How do I appropriately size and launch a CUDA grid?

First question:

Suppose I need to launch a kernel with 229080 threads on a Tesla C1060 which has compute capability 1.3.

So according to the documentation this machine has 240 cores with 8 cores on each symmetric multiprocessor for a total of 30 SMs.

I can use up to 1024 per SM for a total of 30720 threads running "concurrently".

Now if I define blocks of 256 threads that means I can have 4 blocks for each SM because 1024/256=4. So those 30720 threads can be arranged in 120 blocks across all SMs.

Now for my example of 229080 threads I would need 229080/256=~895 (rounded up) blocks to process all the threads.

Now lets say I want to call a kernel and I must use those 229080 threads so I have two options. The first one is to I divide the problem so that I call the kernel ~8 times in a for loop with a Grid of 120 blocks and 30720 threads each time (229080/30720). That way I make sure the device will stay occupied completely. The other option is to call the kernel with a Grid of 895 blocks for the entire 229080 threads on which case many blocks will remain idle until a SM finishes with the 8 blocks it has.

So which is the preferred option? does it make any difference for those blocks to remain idle waiting? do they take resources?

Second question

Let's say that within the kernel I'm calling I need to access non coalesced global memory so an option is to use shared memory.

I can then use each thread to extract a value from an array on global memory say global_array which is of length 229080. Now as I understand correctly you have to avoid branching when copying to shared memory since all threads on a block need to reach the syncthreads() call to make sure they all can access the shared memory.

The problem here is that for the 229080 threads I need exactly 229080/256=894.84375 blocks because there is a residue of 216 threads.
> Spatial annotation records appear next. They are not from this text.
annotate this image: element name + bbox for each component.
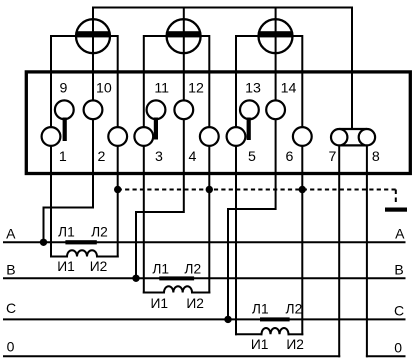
wire terminal 5 to CT3 secondary I1 xyxy=(235,137,237,335)
wire dashed earth bus xyxy=(118,189,396,191)
wire voltage coil element 2 vertical xyxy=(136,8,184,279)
terminal 10 xyxy=(84,100,103,119)
link terminal 7 to 8 bottom xyxy=(339,144,367,146)
meter element 2 current winding bar xyxy=(167,31,199,37)
wire element 1 left staple to terminal 1 xyxy=(51,36,77,137)
svg-text:В: В xyxy=(6,262,15,278)
wire element 2 left staple to terminal 3 xyxy=(144,36,168,137)
node A tap xyxy=(40,239,47,246)
svg-text:И2: И2 xyxy=(90,259,108,274)
svg-text:3: 3 xyxy=(155,149,163,165)
svg-text:12: 12 xyxy=(188,80,204,96)
link terminal 13 to 5 xyxy=(247,118,251,141)
meter element 3 current winding bar xyxy=(259,31,291,37)
node earth I2 phase C xyxy=(299,186,306,193)
wire phase line C xyxy=(4,318,405,320)
wire terminal 8 to neutral right xyxy=(366,145,368,356)
svg-text:С: С xyxy=(394,303,404,319)
wire CT2 secondary bottom left xyxy=(144,292,164,294)
svg-text:Л2: Л2 xyxy=(286,302,303,317)
svg-text:А: А xyxy=(395,225,405,241)
svg-text:14: 14 xyxy=(281,80,297,96)
terminal 2 xyxy=(108,127,127,146)
node C tap xyxy=(224,316,231,323)
CT1 primary bar xyxy=(65,240,96,244)
wire dashed earth drop xyxy=(395,190,397,206)
svg-text:1: 1 xyxy=(59,149,67,165)
svg-text:7: 7 xyxy=(329,149,337,165)
wire terminal 4 to CT2 secondary I2 xyxy=(208,137,210,293)
coil CT3 secondary winding xyxy=(262,328,289,334)
svg-text:И1: И1 xyxy=(57,259,75,274)
svg-text:6: 6 xyxy=(286,149,294,165)
wire neutral line 0 left xyxy=(4,355,339,357)
wire terminal 1 to CT1 secondary I1 xyxy=(50,137,52,257)
terminal 14 xyxy=(266,100,285,119)
wire phase line A xyxy=(4,241,405,243)
node B tap xyxy=(132,275,139,282)
terminal 1 xyxy=(42,127,61,146)
wire voltage coil element 1 vertical xyxy=(44,8,94,243)
meter terminal box xyxy=(26,72,410,174)
svg-text:10: 10 xyxy=(96,80,112,96)
svg-text:Л1: Л1 xyxy=(252,302,269,317)
svg-text:Л2: Л2 xyxy=(184,261,201,276)
wire CT1 secondary bottom left xyxy=(51,256,67,258)
terminal 8 xyxy=(359,129,375,145)
terminal 5 xyxy=(227,127,246,146)
terminal 6 xyxy=(293,127,312,146)
wire CT3 secondary bottom left xyxy=(236,333,262,335)
meter element 2 voltage winding circle xyxy=(167,19,201,53)
terminal 13 xyxy=(240,100,259,119)
node earth I2 phase B xyxy=(206,186,213,193)
wire top bus drop to link 7-8 xyxy=(351,8,353,130)
CT2 primary bar xyxy=(159,276,194,280)
svg-text:Л1: Л1 xyxy=(58,225,75,240)
terminal 3 xyxy=(134,127,153,146)
terminal 7 xyxy=(331,129,347,145)
wire terminal 7 to neutral left xyxy=(338,145,340,356)
link terminal 7 to 8 top xyxy=(339,128,367,130)
wire phase line B xyxy=(4,277,405,279)
svg-text:9: 9 xyxy=(59,80,67,96)
svg-text:4: 4 xyxy=(189,149,197,165)
meter element 1 current winding bar xyxy=(77,31,109,37)
terminal 4 xyxy=(200,127,219,146)
svg-text:С: С xyxy=(6,300,16,316)
wire terminal 6 to CT3 secondary I2 xyxy=(301,137,303,335)
svg-text:И1: И1 xyxy=(251,337,269,352)
svg-text:8: 8 xyxy=(372,149,380,165)
svg-text:5: 5 xyxy=(248,149,256,165)
svg-text:11: 11 xyxy=(154,80,169,96)
wire element 1 right staple to terminal 2 xyxy=(109,36,118,137)
wire neutral line 0 right xyxy=(367,355,405,357)
coil CT2 secondary winding xyxy=(164,286,192,292)
wire CT2 secondary bottom right xyxy=(192,292,209,294)
wire element 3 left staple to terminal 5 xyxy=(236,36,260,137)
meter element 1 voltage winding circle xyxy=(76,19,110,53)
svg-text:Л2: Л2 xyxy=(91,225,108,240)
svg-text:2: 2 xyxy=(98,149,106,165)
svg-text:В: В xyxy=(394,262,403,278)
wire CT1 secondary bottom right xyxy=(97,256,118,258)
link terminal 9 to 1 xyxy=(63,118,67,142)
meter element 3 voltage winding circle xyxy=(259,19,293,53)
terminal 11 xyxy=(147,100,166,119)
node earth I2 phase A xyxy=(114,186,121,193)
wire terminal 3 to CT2 secondary I1 xyxy=(143,137,145,293)
CT3 primary bar xyxy=(260,317,290,321)
svg-text:И1: И1 xyxy=(151,296,169,311)
wire top neutral bus xyxy=(93,7,352,9)
wire terminal 2 to CT1 secondary I2 xyxy=(117,137,119,257)
svg-text:Л1: Л1 xyxy=(152,261,169,276)
coil CT1 secondary winding xyxy=(67,250,97,256)
terminal 12 xyxy=(174,100,193,119)
link terminal 11 to 3 xyxy=(154,118,158,140)
svg-text:13: 13 xyxy=(245,80,261,96)
wire CT3 secondary bottom right xyxy=(289,333,303,335)
svg-text:А: А xyxy=(6,225,16,241)
svg-text:0: 0 xyxy=(7,338,15,354)
ground xyxy=(385,208,407,212)
wire voltage coil element 3 vertical xyxy=(228,8,276,320)
svg-text:И2: И2 xyxy=(186,296,204,311)
svg-text:И2: И2 xyxy=(286,337,304,352)
terminal 9 xyxy=(55,100,74,119)
wire element 3 right staple to terminal 6 xyxy=(292,36,303,137)
svg-text:0: 0 xyxy=(394,340,402,356)
wire element 2 right staple to terminal 4 xyxy=(200,36,210,137)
I can round up that number and get 895 blocks and the last block will just use 216 threads.

But since I need to extract the value to shared memory from global_array which is of length 229080 and I can't use a conditional statement to prevent the last 40 threads (256-216) from accessing illegal addresses on global_array then how can I circumvent this problem while working with shared memory loading?

Solution

So which is the preferred option? does it make any difference for those blocks to remain idle waiting? do they take resources?

A single kernel is preferred according to what you describe. Threadblocks queued up but not assigned to an SM don't take any resources you need to worry about, and the machine is definitely designed to handle situations just like that. The overhead of 8 kernel calls will definitely be slower, all other things being equal.

Now as I understand correctly you have to avoid branching when copying to shared memory since all threads on a block need to reach the syncthreads() call to make sure they all can access the shared memory.

This statement is not correct on the face of it. You can have branching while copying to shared memory. You just need to make sure that either:

The __syncthreads() is outside the branching construct, or,
The __syncthreads() is reached by all threads within the branching construct (which effectively means that the branch construct evaluates to the same path for all threads in the block, at least at the point where the __syncthreads() barrier is.)

Note that option 1 above is usually achievable, which makes code simpler to follow and easy to verify that all threads can reach the barrier.

But since I need to extract the value to shared memory from global_array which is of length 229080 and I can't use a conditional statement to prevent the last 40 threads (256-216) from accessing illegal addresses on global_array then how can I circumvent this problem while working with shared memory loading?

Do something like this:

int idx = threadIdx.x + (blockDim.x * blockIdx.x);
if (idx < data_size)
  shared[threadIdx.x] = global[idx];
__syncthreads();

This is perfectly legal. All threads in the block, whether they are participating in the data copy to shared memory or not, will reach the barrier.